Plant taxonomy classifies Victoria Blue salvia plants as Salvia farinacea 'Victoria Blue.' That last part (in single quotes) is the cultivar name. A common name for these plants is "mealy-cup sage," a term that comes from the fuzzy look of the flowers of its wild ancestor. Another common name for them is "flowering sage."
But, in northern climates, they are usually treated as annual plants, due to their lack of cold-hardiness. They belong to the mint family.
Plant Traits, Best Feature
Victoria Blue salvia plants reach about 18 inches tall, with a spread of about 12 inches. The deep blue flowers run up and down flower spikes that are commonly as long as 8 inches, thereby giving them a lot of pop in a landscape design. The foliage is also pretty, being a grayish-green; the leaves are lance-shaped. This type of ornamental sage can be made to bloom all summer long with proper care. Take advantage of this long-blooming quality and use the plants to fill holes in your sequence of bloom.
The deep blue color of Victoria Blue salvia's flowers is no doubt the plant's best feature. Deep, almost true blue (as opposed to the more purplish blue of many perennial salvias) is a highly sought-after color in flowers, especially in the U.S., where people seek red, white, and blue floral color schemes for two holidays during the warm-weather months: Memorial Day (in late May) and Independence Day (July 4).
Sun and Soil Needs for Victoria Blue Salvia
Ideally, you will want to grow these plants in a full-sun area (in the North) with a well-drained soil. The farther south you are, the more advisable it becomes to grow them in partial, not full sun. The plants will reach their full blooming potential only in a spot with full sun in USDA planting zones colder than zone 7.
While it is not ideal, they will tolerate clay soil to some degree. Although they are drought-tolerant perennials once mature, do not forget to water young plants, which have more trouble with dry conditions.

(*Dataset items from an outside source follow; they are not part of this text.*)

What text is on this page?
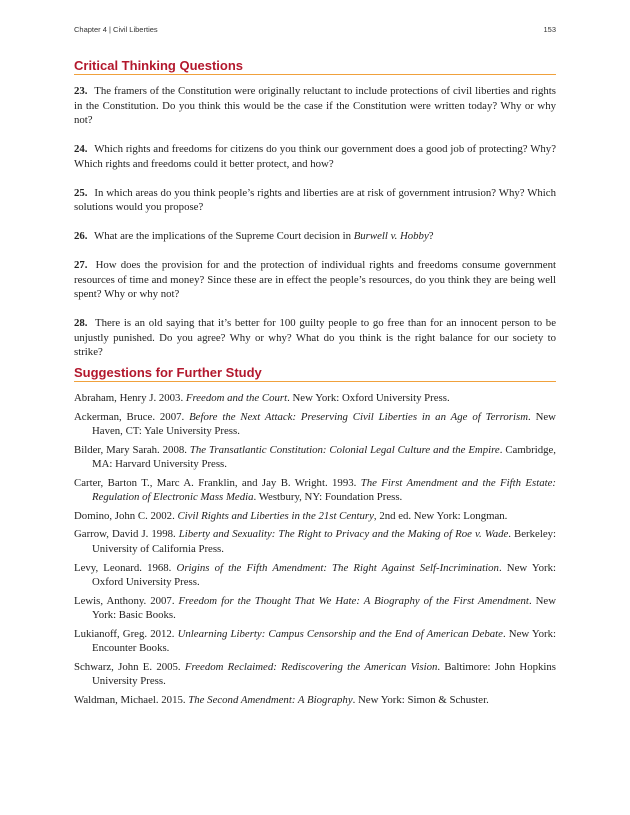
Chapter 4 | Civil Liberties	153
Critical Thinking Questions

23. The framers of the Constitution were originally reluctant to include protections of civil liberties and rights in the Constitution. Do you think this would be the case if the Constitution were written today? Why or why not?

24. Which rights and freedoms for citizens do you think our government does a good job of protecting? Why? Which rights and freedoms could it better protect, and how?

25. In which areas do you think people’s rights and liberties are at risk of government intrusion? Why? Which solutions would you propose?

26. What are the implications of the Supreme Court decision in Burwell v. Hobby?

27. How does the provision for and the protection of individual rights and freedoms consume government resources of time and money? Since these are in effect the people’s resources, do you think they are being well spent? Why or why not?

28. There is an old saying that it’s better for 100 guilty people to go free than for an innocent person to be unjustly punished. Do you agree? Why or why? What do you think is the right balance for our society to strike?

Suggestions for Further Study

Abraham, Henry J. 2003. Freedom and the Court. New York: Oxford University Press.

Ackerman, Bruce. 2007. Before the Next Attack: Preserving Civil Liberties in an Age of Terrorism. New Haven, CT: Yale University Press.

Bilder, Mary Sarah. 2008. The Transatlantic Constitution: Colonial Legal Culture and the Empire. Cambridge, MA: Harvard University Press.

Carter, Barton T., Marc A. Franklin, and Jay B. Wright. 1993. The First Amendment and the Fifth Estate: Regulation of Electronic Mass Media. Westbury, NY: Foundation Press.

Domino, John C. 2002. Civil Rights and Liberties in the 21st Century, 2nd ed. New York: Longman.

Garrow, David J. 1998. Liberty and Sexuality: The Right to Privacy and the Making of Roe v. Wade. Berkeley: University of California Press.

Levy, Leonard. 1968. Origins of the Fifth Amendment: The Right Against Self-Incrimination. New York: Oxford University Press.

Lewis, Anthony. 2007. Freedom for the Thought That We Hate: A Biography of the First Amendment. New York: Basic Books.

Lukianoff, Greg. 2012. Unlearning Liberty: Campus Censorship and the End of American Debate. New York: Encounter Books.

Schwarz, John E. 2005. Freedom Reclaimed: Rediscovering the American Vision. Baltimore: John Hopkins University Press.

Waldman, Michael. 2015. The Second Amendment: A Biography. New York: Simon & Schuster.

Since they last only one growing season in the North (which is not long enough for them to become mature), this means Northerners will have to water them regularly if they expect to get a good display of blooms. These plants should not need fertilizer if you have worked compost into the soil of your planting bed in the last few years.
Planting Zones, Care Tips, Problems
Victoria Blue salvia flowers are cold-hardy to USDA planting zone 7. Plants brought home from the garden center should be installed in the ground only after all danger of frost is over in your area.
It is a good idea to deadhead them if you are striving for the best flowering display possible. Some gardeners prefer to let the flowers go to seed, hoping for naturalization, in which case they will avoid deadheading. Divide them in spring if you are growing the plants as perennials and you wish to gain extra plants for use in other areas of the yard.
These plants do tend to get powdery mildew on their leaves. If you are growing them as perennials, you may not consider this a big problem, since the powdery mildew does no real harm and the plants will come back just fine next spring.
But if you are growing them as annuals, you have a small window of opportunity in which to enjoy them, and powdery mildew would spoil your enjoyment. Since powdery mildew is a fungus, and since fungi like moist conditions, the key to preventing it is moisture control:
Provide your plants with good air flow by giving them enough space (do not plant them tightly together). Good air flow helps the foliage dry off after it rains. Since plant width is up about 12 inches, space about 16 inches on center in a mass planting of Victoria Blue salvias if avoiding powdery mildew is your goal.
When watering, do not spray them from overhead. This gets the foliage wet and invites fungus. Instead, run your garden hose so that the water is directed at the base of the plant, at ground level.
Uses for Victoria Blue Salvia in Landscaping
Because of their showy, long-lasting flowers, they are often treated as bedding plants and massed together to form a "sea of blue," especially in the North.
In round container gardens, install a Victoria Blue salvia plant in the middle, and let shorter plants in complementary colors trail over the edge. For those who like to bring the garden inside, the flowers can be used in cut-flower arrangements or dried for a longer-lasting display. They are also suitable for cottage gardens.
Match them with sun-loving perennials that flower in yellow or orange for a nice color combination. Examples of good companion plants for them are:
- Coneflowers (Echinacea), especially orange and yellow types.
- Black-eyed Susan (Rudbeckia).
- Tickseed (Coreopsis).
- Stella de Oro daylily (Hemerocallis 'Stella de Oro').
In terms of their relationships with wildlife, Victoria Blue salvia flowers attract hummingbirds. Plus they are plants that attract butterflies and bees (bees tend to be drawn to flowers of a blue color). Luckily, they are deer-resistant perennials, so Bambi tends not to eat them.